The set-aside lanes — SDVOSB, VOSB, WOSB, 8(a), HUBZone — are about to be the most interesting place in federal AI procurement, for two reasons. First, the acquisition spec rewards architectural posture more than headcount, and small businesses can deliver the right architecture without the contractual gravity of the integrators. Second, agencies are under explicit pressure to meet small-business contracting goals, and a small-business vendor that shows up with a memo-compliant proposal is the path of least resistance for a contracting officer who needs to thread three different requirements at once.
The NAICS codes that matter for AI-specific federal work — 541511 (Custom Computer Programming), 541512 (Computer Systems Design), 541690 (Other Scientific and Technical Consulting) — all have small-business size standards that most legitimate AI specialty shops fall comfortably under. 541511 and 541512 use a $34M revenue standard. 541690 uses $19M. The set-aside addressable market for AI work in those NAICS codes is, conservatively, hundreds of millions of dollars in FY26 alone, growing fast.
What a memo-compliant proposal actually looks like
Practical translation, if you are writing a federal AI proposal in 2026 and want to map directly to the memos:
Lead with the architecture, not the headcount.
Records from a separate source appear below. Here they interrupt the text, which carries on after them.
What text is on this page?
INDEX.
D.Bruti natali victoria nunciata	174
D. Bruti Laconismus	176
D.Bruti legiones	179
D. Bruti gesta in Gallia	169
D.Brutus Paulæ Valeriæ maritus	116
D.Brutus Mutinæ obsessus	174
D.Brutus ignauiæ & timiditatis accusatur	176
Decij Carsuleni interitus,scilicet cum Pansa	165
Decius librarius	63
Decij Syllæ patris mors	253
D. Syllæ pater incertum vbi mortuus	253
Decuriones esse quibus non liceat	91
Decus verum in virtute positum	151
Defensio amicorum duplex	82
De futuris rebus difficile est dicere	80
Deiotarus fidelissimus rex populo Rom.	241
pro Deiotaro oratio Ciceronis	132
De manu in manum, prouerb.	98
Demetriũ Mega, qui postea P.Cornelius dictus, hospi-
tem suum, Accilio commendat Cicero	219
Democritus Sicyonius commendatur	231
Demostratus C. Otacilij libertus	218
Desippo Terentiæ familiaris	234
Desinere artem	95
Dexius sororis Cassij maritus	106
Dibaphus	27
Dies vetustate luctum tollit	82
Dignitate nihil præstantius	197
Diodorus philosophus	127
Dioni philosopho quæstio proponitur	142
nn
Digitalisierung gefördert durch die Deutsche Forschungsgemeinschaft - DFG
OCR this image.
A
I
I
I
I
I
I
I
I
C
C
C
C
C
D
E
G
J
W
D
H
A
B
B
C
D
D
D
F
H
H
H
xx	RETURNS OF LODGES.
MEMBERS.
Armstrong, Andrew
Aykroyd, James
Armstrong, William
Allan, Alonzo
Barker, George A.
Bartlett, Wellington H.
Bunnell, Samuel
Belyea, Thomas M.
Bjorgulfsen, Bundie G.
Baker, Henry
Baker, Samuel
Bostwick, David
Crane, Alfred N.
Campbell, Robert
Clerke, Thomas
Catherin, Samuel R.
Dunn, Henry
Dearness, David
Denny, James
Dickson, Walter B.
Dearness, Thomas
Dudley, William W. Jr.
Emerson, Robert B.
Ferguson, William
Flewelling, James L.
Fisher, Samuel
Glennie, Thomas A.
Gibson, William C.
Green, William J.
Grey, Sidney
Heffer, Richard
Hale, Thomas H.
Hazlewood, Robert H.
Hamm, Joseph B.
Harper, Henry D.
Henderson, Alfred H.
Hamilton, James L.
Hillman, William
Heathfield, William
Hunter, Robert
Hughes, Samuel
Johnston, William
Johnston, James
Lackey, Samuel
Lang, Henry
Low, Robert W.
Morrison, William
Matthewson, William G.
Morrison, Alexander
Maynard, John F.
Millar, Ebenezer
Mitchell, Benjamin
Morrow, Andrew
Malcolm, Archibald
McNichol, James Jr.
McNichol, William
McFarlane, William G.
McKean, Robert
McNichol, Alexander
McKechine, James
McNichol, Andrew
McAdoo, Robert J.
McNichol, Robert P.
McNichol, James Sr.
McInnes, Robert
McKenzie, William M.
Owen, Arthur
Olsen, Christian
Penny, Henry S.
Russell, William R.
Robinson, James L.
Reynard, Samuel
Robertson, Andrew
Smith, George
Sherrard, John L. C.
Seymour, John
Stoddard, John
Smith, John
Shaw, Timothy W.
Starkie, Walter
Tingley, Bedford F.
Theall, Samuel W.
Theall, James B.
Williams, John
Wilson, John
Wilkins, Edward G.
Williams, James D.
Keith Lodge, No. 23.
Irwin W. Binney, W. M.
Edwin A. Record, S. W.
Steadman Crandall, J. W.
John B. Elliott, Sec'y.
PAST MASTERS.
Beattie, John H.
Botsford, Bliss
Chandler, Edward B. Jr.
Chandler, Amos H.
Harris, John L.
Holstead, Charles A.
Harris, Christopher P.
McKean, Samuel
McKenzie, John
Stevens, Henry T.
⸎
The proposal section that explains how the AI will be built, hosted, monitored, and handed off matters more than the org chart. Demonstrate vendor portability explicitly — name the open protocols you build against (MCP for tool surfaces, OpenAI-compatible APIs for inference, standard logging/observability stacks), and explain what the agency can do without you if it ever needs to. Commit to fixed deliverables tied to working, testable AI behavior, not to staffing levels or hours billed. Include a model and data portability plan as a deliverable — what gets handed over, in what format, on what schedule. Specify the audit trail you will provide for high-impact use cases, mapped to the M-25-21 minimum risk management practices (pre-deployment testing, AI impact assessments, ongoing monitoring, human review, end-user feedback). Specify the IP rights the agency receives, defaulting to maximum rights for the agency. Specify what happens to non-public agency data — explicitly bar training on it without consent, and provide a contractual mechanism for the agency to verify this.
Every one of those items is in M-25-22 by name. None of them are optional for new solicitations. A proposal that addresses all of them by name is a proposal that is demonstrably memo-compliant, which is what a contracting officer needs to defend the award.
This is the proposal posture I am taking at Truvisory® for federal AI modernization engagements. Not because the architecture is novel — the architecture is what the commercial math already requires. Because the language of the proposal has to map directly onto the acquisition memo, line by line, so the contracting officer can do their job without rewriting the procurement file.
The buying spec is hiding in plain sight
The OMB memos are public documents. They have been live since April 2025. The October 1, 2025 effective date for new solicitations has already passed. The April 15, 2026 compliance deadline for high-impact systems is six weeks out as I write this. The federal AI procurement landscape has already shifted under the spec the memos define, and most of the existing federal AI vendor ecosystem is still pitching the 2023 engagement model.
This is the consulting wedge. Not “we’ll help you do AI.” Specifically: federal AI modernization that is vendor-portable by construction, pay-per-inference for cost transparency, MCP-first for tool portability, and structured to satisfy M-25-21 and M-25-22 from day one. That’s a buying spec the federal market is going to be looking for, with small-business set-asides attached, and the small vendors with the right architecture are going to capture the wedge before the integrators finish their adaptation cycle.
The memos are not a constraint. They are a buyer’s list. Read them as one.